Солженицын, оказывается, все-таки точно не друг. Так установил недавно самый главный редактор наиболее литературной газеты товарищ Поляков. Он так и сказал: не стоит, мол, из него лепить культовую фигуру. Пора соглашаться. Сам я, как в том анекдоте про чукчу, не писатель. В моей пионерской жизни писатели Поляков и Солженицын появились в одно время, в начале 1990-х, когда мы прочитали "Сто дней до приказа" и "Один день Ивана Денисовича".
Поляков был модным перестроечным автором, который легко читался и так же легко забывался. А Солженицын был классиком, который читался не легко, но веки нам поднял на нашу же историю.
Тогда казалось, что эти авторы по одну сторону цивилизационных баррикад.
Четверть века пролетело.
Случилось за это время много всякого и со страной, и с ее писателями, и вот на днях Поляков наконец Солженицына распознал. И рассказал об этом на портале газеты «Культура».
Наверное, чтобы победить.
Причем сам выпад выглядит тем более странно, что приурочен к столетию классика, которое будет только через четыре года.
Дословно было сказано, что "никто не предлагает вычеркнуть Солженицына из списка выдающихся соотечественников, но и культовую фигуру из него лепить явно не следует. Чтобы деятели культуры молодого поколения не делали для себя заведомо порочных выводов...".
На весьма удивительное обвинение Полякова уже ответила вдова, и повторять ее аргументы нет смысла. Поговорим о своем.
Сохраняя определенное уважение к Полякову, с ним стоит согласиться.
Во-первых, лепить из Солженицына культовую фигуру действительно не надо, поскольку он давно ею стал. Только так можно сказать о писателе, который изменил сознание сразу нескольких поколений жителей планеты Россия. И если уж мы смогли мирно и без большой крови расстаться с коммунистическим прошлым, то, не в последнюю очередь благодаря Солженицыну.
Во-вторых, биография Солженицына – это пример не только писательского подвижничества, но и человеческого. Всем известно и никем не опровергнуто, что Александр Исаевич покинул родину не по своей воле. А если он и призывал Запад к войне, то не с Россией и даже не с СССР, а собственно, с коммунистической и тоталитарной идеологией. И, естественно, не с помощью танков.

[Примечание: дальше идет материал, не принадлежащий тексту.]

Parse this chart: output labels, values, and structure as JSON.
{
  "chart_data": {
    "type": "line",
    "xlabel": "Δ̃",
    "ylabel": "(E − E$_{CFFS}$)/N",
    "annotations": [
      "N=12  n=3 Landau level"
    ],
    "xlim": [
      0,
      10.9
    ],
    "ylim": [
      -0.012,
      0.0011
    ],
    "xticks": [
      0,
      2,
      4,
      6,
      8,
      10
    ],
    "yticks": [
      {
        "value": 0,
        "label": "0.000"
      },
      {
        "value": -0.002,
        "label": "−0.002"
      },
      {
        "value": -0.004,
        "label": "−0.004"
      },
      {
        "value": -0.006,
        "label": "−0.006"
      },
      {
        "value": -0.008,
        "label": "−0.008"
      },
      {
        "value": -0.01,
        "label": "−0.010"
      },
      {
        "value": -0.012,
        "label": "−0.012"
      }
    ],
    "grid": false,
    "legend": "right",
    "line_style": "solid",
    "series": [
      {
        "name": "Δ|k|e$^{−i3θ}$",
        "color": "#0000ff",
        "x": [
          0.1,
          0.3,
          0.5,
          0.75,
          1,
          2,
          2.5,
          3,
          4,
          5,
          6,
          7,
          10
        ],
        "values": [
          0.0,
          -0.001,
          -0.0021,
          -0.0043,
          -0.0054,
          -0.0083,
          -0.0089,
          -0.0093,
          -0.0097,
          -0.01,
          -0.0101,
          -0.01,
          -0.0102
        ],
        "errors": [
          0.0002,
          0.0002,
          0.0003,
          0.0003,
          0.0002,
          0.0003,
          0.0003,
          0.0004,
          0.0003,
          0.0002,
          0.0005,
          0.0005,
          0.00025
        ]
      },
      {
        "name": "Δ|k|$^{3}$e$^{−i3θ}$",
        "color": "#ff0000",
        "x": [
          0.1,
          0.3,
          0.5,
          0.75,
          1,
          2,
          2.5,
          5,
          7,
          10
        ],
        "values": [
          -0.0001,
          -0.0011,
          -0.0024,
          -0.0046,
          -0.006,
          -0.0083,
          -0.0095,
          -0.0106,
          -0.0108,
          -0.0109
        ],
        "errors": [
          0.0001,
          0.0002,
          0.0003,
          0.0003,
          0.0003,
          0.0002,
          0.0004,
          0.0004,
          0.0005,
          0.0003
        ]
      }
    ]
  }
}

В-третьих, именно Солженицын дал нам беспощадный анализ причин развала Российской империи и меры ответственности элит за свершившееся.
В-четвёртых, Солженицын никогда не следовал дешевой конъюнктуре и всегда отстаивал свою позицию, невзирая на то, насколько она популярна или наоборот в данный конкретный момент исторического времени. Если он считал нужным войти в конфликт с либеральной интеллигенцией, он это делал, даже если время требовало конфликта избежать.
Поэтому обвинения Юрия Полякова выглядят несколько странно, как будто адресованы не Солженицыну, а кому-то совсем другому, виртуальному персонажу, с которым Поляков захотел вступить в вербальный бой. Ведь для того, чтобы на ровном месте, бесплатно и без риска для себя предстать героем, необходимо выдумать великого врага, желательно мертвого, чтобы он не смог ответить в реальном времени.
Вполне возможно, скоро мы прочитаем в мемуарах Полякова, как поздний Солженицын заимствовал у него сюжеты для "Красного колеса". А если Поляков прочитает, что на Солженицыне свет клином не сошелся, и решит разоблачить Шаламова, Довлатова, Бродского и Ахматову, то с таким подходом и без особого напряжения подконтрольное ему издание пятилетку сможет продержаться.
Дело, в конце концов, не в личных амбициях главреда "Литературной газеты", всплеск писательской известности которого остался далеко в прошлом, а в самом духе нынешнего времени, которое позволяет беспардонно третировать великих. При этом особенно нелепо выглядят измышления Полякова о том, что "я скорее поверю 5-му управлению КГБ (которое в советское время занималось борьбой с инакомыслием), окошмаривать которое в нынешней геополитической реальности я бы не рискнул".
Все это было бы, конечно, не более чем бессмысленной и бессовестной амбицией, если бы не казалось определенным рубежом, за которым после атаки на Солженицына могут начаться попытки реабилитации ГУЛАГа и восхваления самой идеи государственного насилия над личностью. Причем делать это будут люди типа Полякова, которые ни через ГУЛАГ, ни через раковый корпус не проходили.
Да к тому же и не грозит.
Мораль же этого дурного анекдота заключается в том, что подобные поляковы боятся перечитать то, что сами написали двадцать лет назад.
Может быть, как написал писатель Поляков в начале перестройки, "нужно быть терпеливым, словно санитар из дурдома".